Our current president, Mr. Obama, widely seen as a very cool guy (and, of course, also widely hated as such), can breezily joke about how high he got as an undergraduate. He’s cool, you know, and in 2016, as he departs into the free market for millionaire speakers, he doesn’t have to pretend he never inhaled. Sure, he outgrew it, obviously, hasn’t smoked that shit in decades, but, you know, back in the day, yo…
Nixon drank himself sick in the White House every night during the months leading up to his resignation as a paranoiac who abused presidential power and sanctioned illegal activity to bolster his chances to win a presidential election he would have won by a landslide in any case. He got sweatier and shakier, and aged visibly, during those days and the booze he was sucking down was certainly no help.

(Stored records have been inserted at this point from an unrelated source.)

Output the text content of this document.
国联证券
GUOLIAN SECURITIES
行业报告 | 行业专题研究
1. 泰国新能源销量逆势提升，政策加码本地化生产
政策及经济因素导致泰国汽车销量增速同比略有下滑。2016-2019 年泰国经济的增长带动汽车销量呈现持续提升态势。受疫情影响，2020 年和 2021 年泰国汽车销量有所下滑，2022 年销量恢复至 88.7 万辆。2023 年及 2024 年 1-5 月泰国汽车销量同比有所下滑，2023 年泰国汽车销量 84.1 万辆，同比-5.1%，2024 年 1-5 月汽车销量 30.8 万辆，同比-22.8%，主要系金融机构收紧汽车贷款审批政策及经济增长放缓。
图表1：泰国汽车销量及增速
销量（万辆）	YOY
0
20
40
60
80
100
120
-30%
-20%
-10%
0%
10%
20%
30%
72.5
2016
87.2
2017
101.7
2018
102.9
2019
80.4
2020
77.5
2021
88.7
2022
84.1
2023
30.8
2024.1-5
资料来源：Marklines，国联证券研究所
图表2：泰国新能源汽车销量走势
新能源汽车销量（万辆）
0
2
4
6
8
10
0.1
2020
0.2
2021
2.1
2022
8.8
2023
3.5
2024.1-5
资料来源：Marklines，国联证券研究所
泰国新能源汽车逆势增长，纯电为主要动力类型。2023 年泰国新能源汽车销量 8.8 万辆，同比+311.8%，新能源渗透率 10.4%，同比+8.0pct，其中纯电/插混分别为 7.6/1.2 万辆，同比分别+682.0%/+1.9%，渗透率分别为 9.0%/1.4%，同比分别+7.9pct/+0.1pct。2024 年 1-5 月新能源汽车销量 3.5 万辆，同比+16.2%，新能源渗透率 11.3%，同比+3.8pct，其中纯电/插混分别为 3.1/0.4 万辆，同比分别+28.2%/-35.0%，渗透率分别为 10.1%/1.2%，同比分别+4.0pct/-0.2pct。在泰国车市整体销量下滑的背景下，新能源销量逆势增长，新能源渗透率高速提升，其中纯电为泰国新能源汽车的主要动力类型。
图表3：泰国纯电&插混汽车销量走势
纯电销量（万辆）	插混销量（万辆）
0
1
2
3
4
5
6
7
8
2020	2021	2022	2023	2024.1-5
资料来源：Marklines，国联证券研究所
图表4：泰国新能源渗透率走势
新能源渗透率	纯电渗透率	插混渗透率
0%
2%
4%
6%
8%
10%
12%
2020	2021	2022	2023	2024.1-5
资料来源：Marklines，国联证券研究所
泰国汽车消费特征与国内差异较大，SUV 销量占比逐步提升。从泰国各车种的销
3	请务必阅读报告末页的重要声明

But nobody ever accused Dick Nixon of being the sort of heinous criminal who would ever smoke a joint, by God. Ironically, a little weed might have actually helped him out. I hear, under medical supervision, it can have a therapeutic effect on things like PTSD, panic, shattered nerves.
As for those who think marijuana should be taken off Schedule One of the CSA as a dangerous drug with no redeeming use — well, Mr. Obama as a private citizen will likely one day make a very cool, funny speech about it. And we’ll all laugh, because most people by then will know he’s right, though, of course, millions will spit the fucking “n-word” at their TV screens and bitterly suck down their shots as they curse our permissive culture of drug addicts obscenely dancing their gay, miscegenating way to hell, and taking our great nation with it.
There’s no pleasing some people, I’ve noticed.